NOAO E2E next generation distributed file management using iRODS

Barg, Irene

The NOAO Mass Storage System (MSS) holds astronomical data collected from about two dozen different scientific instruments at eleven telescopes on three mountain tops in two different countries both north and south of the Equator. Data are transferred via the net, from each mountain to Data Centers in La Serena, Chile and Tucson, Arizona. Then replicated across both hemispheres. A third copy is saved on tape at NCSA. This system is collectively called the End-to-End system (E2E).
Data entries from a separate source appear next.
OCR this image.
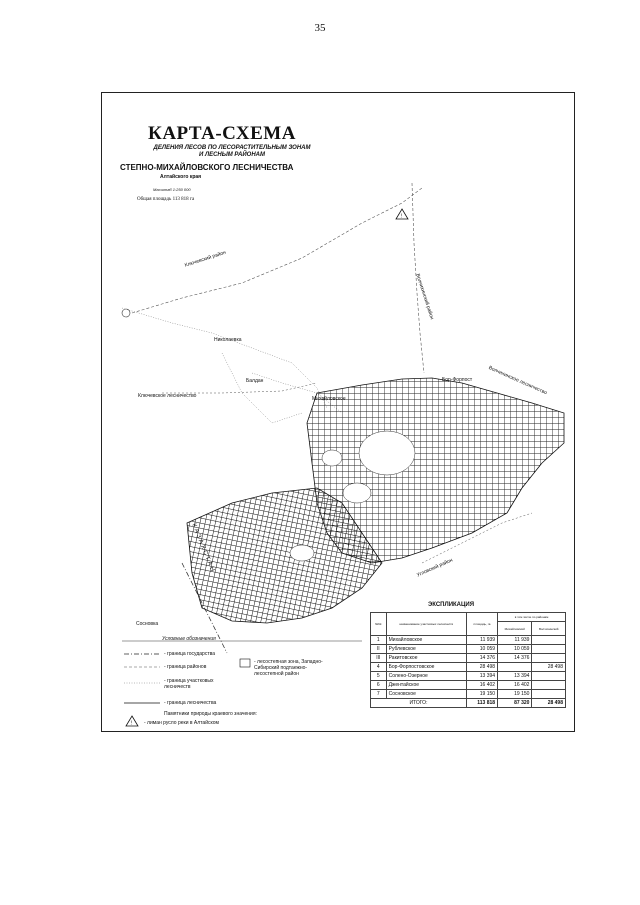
35
!
!
КАРТА-СХЕМА
ДЕЛЕНИЯ ЛЕСОВ ПО ЛЕСОРАСТИТЕЛЬНЫМ ЗОНАМ
И ЛЕСНЫМ РАЙОНАМ
СТЕПНО-МИХАЙЛОВСКОГО ЛЕСНИЧЕСТВА
Алтайского края
Масштаб 1:250 000
Общая площадь 113 818 га
Ключевский район
Волчихинский район
Ключевское лесничество
Бор-Форпост	Волчихинское лесничество
Угловский район
КАЗАХСТАН
Михайловское
Николаевка
Балдан
Сосновка
Условные обозначения
- граница государства
- граница районов
- граница участковых лесничеств
- граница лесничества
- лесостепная зона, Западно-Сибирский подтаежно-лесостепной район
Памятники природы краевого значения:
- лиман русло реки в Алтайском
ЭКСПЛИКАЦИЯ
№№	наименование участковых лесничеств	площадь, га	в том числе по районам	
			Михайловский	Волчихинский
1	Михайловское	11 939	11 939	
II	Рублевское	10 059	10 059	
III	Ракитовское	14 376	14 376	
4	Бор-Форпостовское	28 498		28 498
5	Солено-Озерное	13 394	13 394	
6	Джентайское	16 402	16 402	
7	Сосновское	19 150	19 150	
ИТОГО:		113 818	87 320	28 498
The data flow and file repository management is accomplished using a collection of custom code built on top of the Storage Resource Broker (SRB) developed by Data Intensive Cyber Environments (DICE) research group at the University of North Carolina at Chapel Hill, and the Institute for Neural Computation at the University of California, San Diego.
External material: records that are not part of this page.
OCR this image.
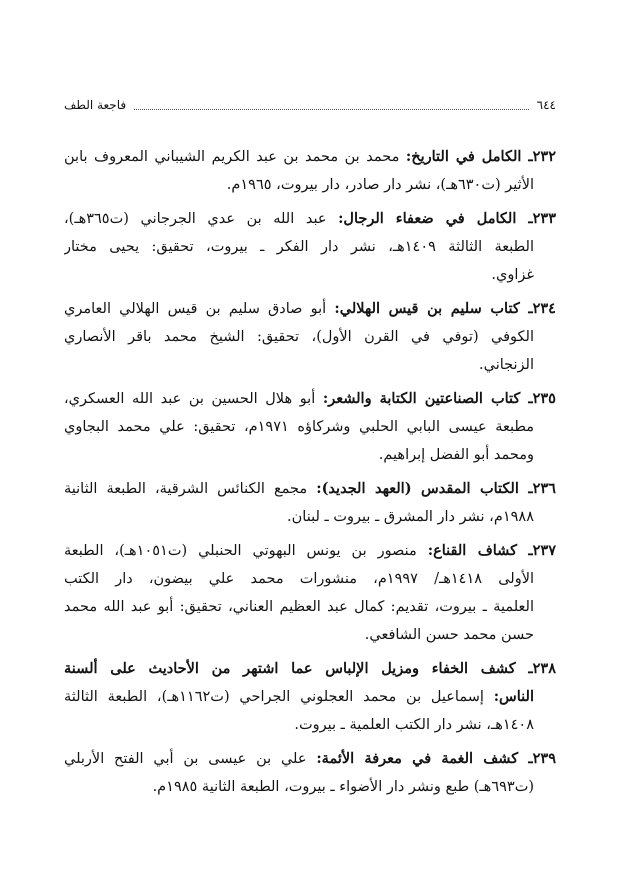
٦٤٤
فاجعة الطف
٢٣٢ـ الكامل في التاريخ: محمد بن محمد بن عبد الكريم الشيباني المعروف بابن
الأثير (ت٦٣٠هـ)، نشر دار صادر، دار بيروت، ١٩٦٥م.
٢٣٣ـ الكامل في ضعفاء الرجال: عبد الله بن عدي الجرجاني (ت٣٦٥هـ)،
الطبعة الثالثة ١٤٠٩هـ، نشر دار الفكر ـ بيروت، تحقيق: يحيى مختار
غزاوي.
٢٣٤ـ كتاب سليم بن قيس الهلالي: أبو صادق سليم بن قيس الهلالي العامري
الكوفي (توفي في القرن الأول)، تحقيق: الشيخ محمد باقر الأنصاري
الزنجاني.
٢٣٥ـ كتاب الصناعتين الكتابة والشعر: أبو هلال الحسين بن عبد الله العسكري،
مطبعة عيسى البابي الحلبي وشركاؤه ١٩٧١م، تحقيق: علي محمد البجاوي
ومحمد أبو الفضل إبراهيم.
٢٣٦ـ الكتاب المقدس (العهد الجديد): مجمع الكنائس الشرقية، الطبعة الثانية
١٩٨٨م، نشر دار المشرق ـ بيروت ـ لبنان.
٢٣٧ـ كشاف القناع: منصور بن يونس البهوتي الحنبلي (ت١٠٥١هـ)، الطبعة
الأولى ١٤١٨هـ/ ١٩٩٧م، منشورات محمد علي بيضون، دار الكتب
العلمية ـ بيروت، تقديم: كمال عبد العظيم العناني، تحقيق: أبو عبد الله محمد
حسن محمد حسن الشافعي.
٢٣٨ـ كشف الخفاء ومزيل الإلباس عما اشتهر من الأحاديث على ألسنة
الناس: إسماعيل بن محمد العجلوني الجراحي (ت١١٦٢هـ)، الطبعة الثالثة
١٤٠٨هـ، نشر دار الكتب العلمية ـ بيروت.
٢٣٩ـ كشف الغمة في معرفة الأئمة: علي بن عيسى بن أبي الفتح الأربلي
(ت٦٩٣هـ) طبع ونشر دار الأضواء ـ بيروت، الطبعة الثانية ١٩٨٥م.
iRODS, the Integrated Rule-Oriented Data System, is a data grid software system developed by DICE and collaborators and the successor to SRB. Both SRB and iRODS provide the ability to manage large amounts of data which can be distributed across data centers. This paper will describe why NOAO Science Data Management (SDM) chose iRODS as the next generation file repository management system for the E2E data management system. We will explain: 1) why we chose iRODS vs other similar technologies; 2) our phased migration from SRB to iRODS; 3) how the use of iRODS 'rules' and 'micro services' reduced application code dramatically; 4) how the iRODS schema simplifies integration of other external E2E services.